Posted on December 1, 2002
Greenville County Schools in Greenville, S.C., is testing a new tool for dealing with misbehavior on campus — youth court. Two high schools will be pilot sites for the program, which will begin in January. Students who are first-time offenders charged with non-violent crimes on the school campus, at a school event or on a school bus will be eligible to have their cases transferred from Family Court to be heard instead by their peers in youth court. If they successfully complete the sentence handed down by the student jury, there will be no official juvenile court record of the incident. The ultimate goal is to expand the program to the entire school district. Charges eligible to be heard in youth court include disturbing schools, petty larceny, simple assault, vandalism, interfering with the operation of a school bus and other minor infractions.
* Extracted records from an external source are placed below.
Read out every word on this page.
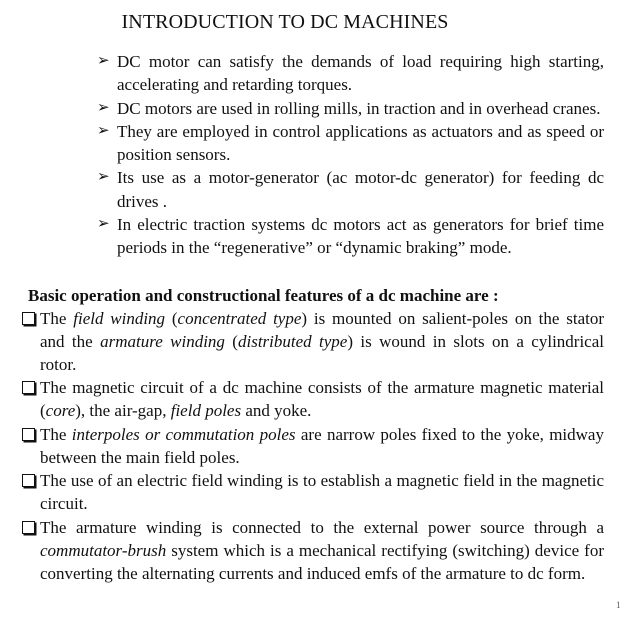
INTRODUCTION TO DC MACHINES
➢ DC motor can satisfy the demands of load requiring high starting, accelerating and retarding torques.
➢ DC motors are used in rolling mills, in traction and in overhead cranes.
➢ They are employed in control applications as actuators and as speed or position sensors.
➢ Its use as a motor-generator (ac motor-dc generator) for feeding dc drives .
➢ In electric traction systems dc motors act as generators for brief time periods in the “regenerative” or “dynamic braking” mode.
Basic operation and constructional features of a dc machine are :
The field winding (concentrated type) is mounted on salient-poles on the stator and the armature winding (distributed type) is wound in slots on a cylindrical rotor.
The magnetic circuit of a dc machine consists of the armature magnetic material (core), the air-gap, field poles and yoke.
The interpoles or commutation poles are narrow poles fixed to the yoke, midway between the main field poles.
The use of an electric field winding is to establish a magnetic field in the magnetic circuit.
The armature winding is connected to the external power source through a commutator-brush system which is a mechanical rectifying (switching) device for converting the alternating currents and induced emfs of the armature to dc form.
1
Students must plead guilty in order to participate in youth court. An adult volunteer, usually an attorney, serves as a judge in youth court. It is this person’s role to clarify legal terminology and rule on courtroom procedure. Youths are trained to serve as attorneys, bailiffs, clerks and jurors. Jurors determine the sentence, which can include performing community service, writing a letter of apology, paying restitution, writing an essay on the crime committed and attending counseling sessions. Once the defendant completes his sentence, he serves as a juror in other cases. Students who participate will undergo a minimum of 12 hours training.